Having been very aware of significant bugs and beele losses ,and measured by headlight ,windscreen hits ,the matter cropped up in conversation ,at which point,a,book was,produced called a buzz in the meadow . Having ready the book which describes an English scientist observations ,albeit at his French hoilday retreat. He is clearly alarmed by all that he sees ,with neonicitinoids mentioned as the disrupter. Staggeringly the books phase of observations is 10years ago if I remember right . So why is only now being bought into the public domain on the t.v such as countryfile . I find it too alarming with quotes from the soil association also saying there is,only 50to100years worth of use from our farmed soils.

Insect decline

at 12:05 on 24/10/2017 by Ant Griffith

Aside from the insecticide debate, the decline must to some degree be caused by the amount of improved pasture and the loss of rough scrubby grassland that is home to all manner of biodiversity. There appears to be less and less room for any of this in modern Britain as everywhere (moorlands excepted) appears to be grazed out. Today's intensive agriculture (incluing myself as an organic dairy farmer) needs to maximise returns to be profitable and "you need to be in the black to be Green". However giving farmers the correct, easy to use, profit forgone incentives to correct this has to be a priority of all policy lobbyists such as CGWT as we move into a brave new world. In Wales, the environmental prescritions have neither worked nor been taken up ony any scale. This has to be addressed.
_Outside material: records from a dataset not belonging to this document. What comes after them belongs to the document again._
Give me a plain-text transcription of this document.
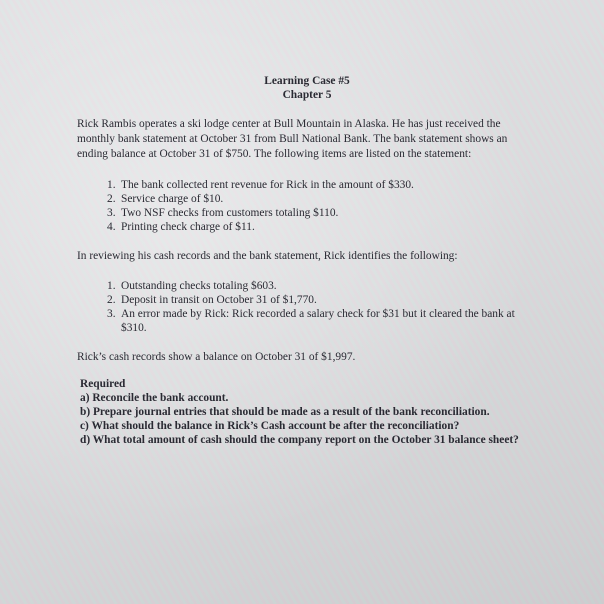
Learning Case #5
Chapter 5
Rick Rambis operates a ski lodge center at Bull Mountain in Alaska. He has just received the
monthly bank statement at October 31 from Bull National Bank. The bank statement shows an
ending balance at October 31 of $750. The following items are listed on the statement:
1. The bank collected rent revenue for Rick in the amount of $330.
2. Service charge of $10.
3. Two NSF checks from customers totaling $110.
4. Printing check charge of $11.
In reviewing his cash records and the bank statement, Rick identifies the following:
1. Outstanding checks totaling $603.
2. Deposit in transit on October 31 of $1,770.
3. An error made by Rick: Rick recorded a salary check for $31 but it cleared the bank at
$310.
Rick’s cash records show a balance on October 31 of $1,997.
Required
a) Reconcile the bank account.
b) Prepare journal entries that should be made as a result of the bank reconciliation.
c) What should the balance in Rick’s Cash account be after the reconciliation?
d) What total amount of cash should the company report on the October 31 balance sheet?
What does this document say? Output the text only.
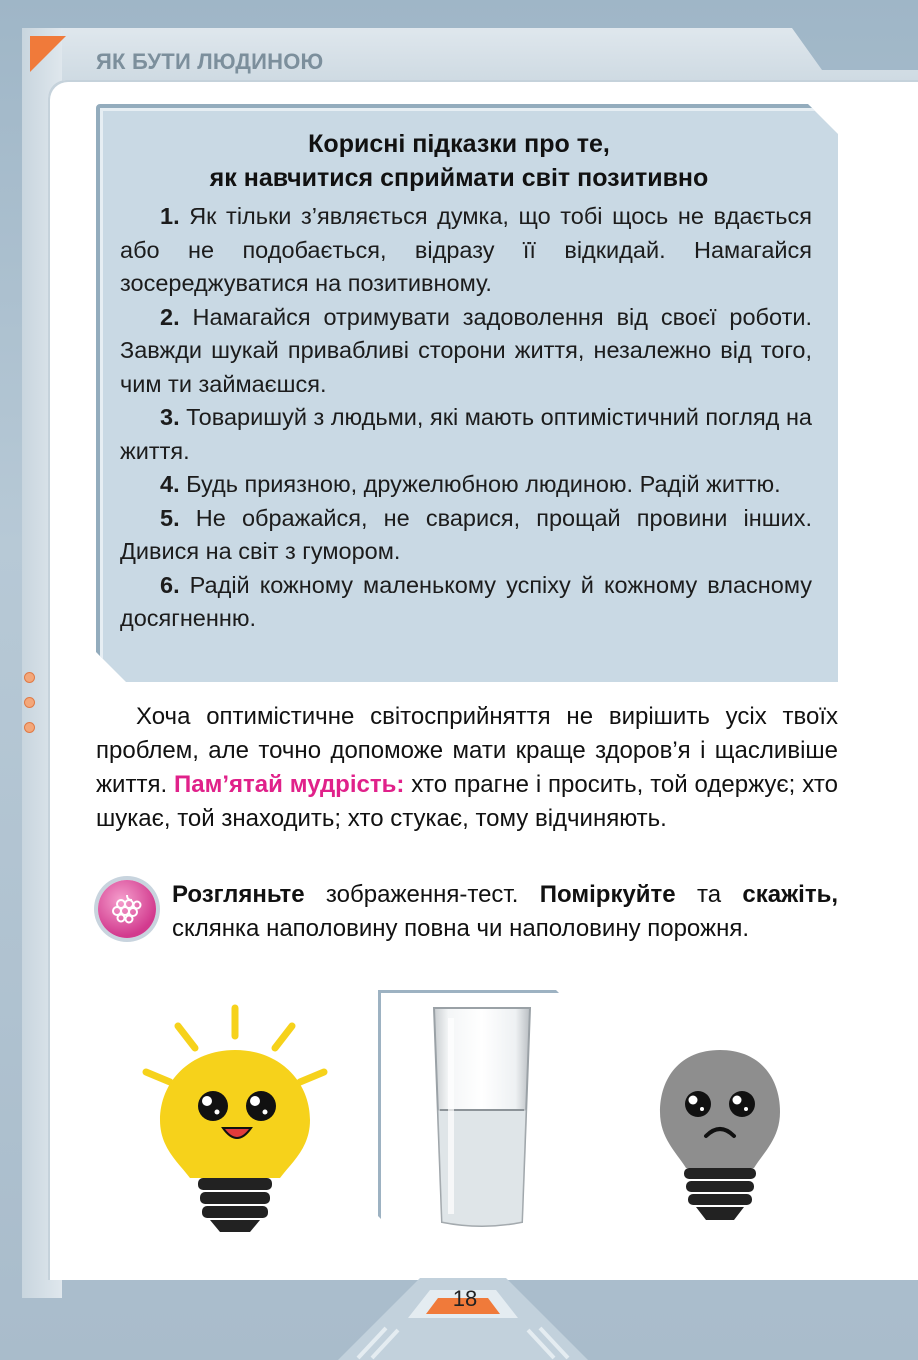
ЯК БУТИ ЛЮДИНОЮ
Корисні підказки про те,
як навчитися сприймати світ позитивно

1. Як тільки з’являється думка, що тобі щось не вдається або не подобається, відразу її відкидай. Намагайся зосереджуватися на позитивному.

2. Намагайся отримувати задоволення від своєї роботи. Завжди шукай привабливі сторони життя, незалежно від того, чим ти займаєшся.

3. Товаришуй з людьми, які мають оптимістичний погляд на життя.

4. Будь приязною, дружелюбною людиною. Радій життю.

5. Не ображайся, не сварися, прощай провини інших. Дивися на світ з гумором.

6. Радій кожному маленькому успіху й кожному власному досягненню.

Хоча оптимістичне світосприйняття не вирішить усіх твоїх проблем, але точно допоможе мати краще здоров’я і щасливіше життя. Пам’ятай мудрість: хто прагне і просить, той одержує; хто шукає, той знаходить; хто стукає, тому відчиняють.

Розгляньте зображення-тест. Поміркуйте та скажіть, склянка наполовину повна чи наполовину порожня.

18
farm insect populations decline

at 11:16 on 24/10/2017 by Piers Austin

Dear GWCT and others, could this decline be due to the blanket use of neonicotinoids on oilseed rape fields having a wider effect? The decline in bees is suspected to be due to this, still under investigation (different interested parties want the findings to go their way). One cannot use widespread neurotoxic (to insects) chemicals in the environment and not expect something to happen! Silent Spring comes to mind. Compare with countries where they haven't been used perhaps? Thanks

Our dwindling numbers of invertebrates.

at 10:44 on 24/10/2017 by Alec

How do we justify the ban on pesticides? An interesting question; whilst we encourage our farmers to be ever more efficient and cost effective, we are doing so at a cost — a cost to the very start of our food chain and such an approach simply isn't sustainable. I farm, though only livestock so pesticides don't really feature in my daily thoughts, but were there a total ban on the destruction of invertebrates would it spell disaster - real disaster? I doubt it. Is there a tipping point where the cost of the pesticides and the application approaches the cost of the damage that insects do I wonder? Would it be an idea to limit the use of sprays to say 50% +- of any holding and leave it to the man who farms to decide where the greatest challenge comes from? In our garden we plant for insects and specifically bees and butterflies. Last year I saw one honey bee and NONE this year — not one. We need to tackle this problem and in a purposeful manner, a manner which is without derogation.

Insect biomass

at 10:24 on 24/10/2017 by Nick Fox

In early July 2015 I drove from Carmarthen to Southampton, to Heathrow, to Milton Keynes, to Liverpool, to Bangor and back through mid-Wales to Carmarthen in the space of three days. The windscreen returned totally clean. On our farm in Carmarthen we do not use insecticides and yet insect numbers are down. I remember in the 1950s, the radiators of the cars being clogged up with insects and having to clean them out. Not now. And given that a lot of species spend part of their life cycle in the soil, what effect is this having? I'm sure that insecticides on arable are a major issue, but the problem is wider than that, and more insidious.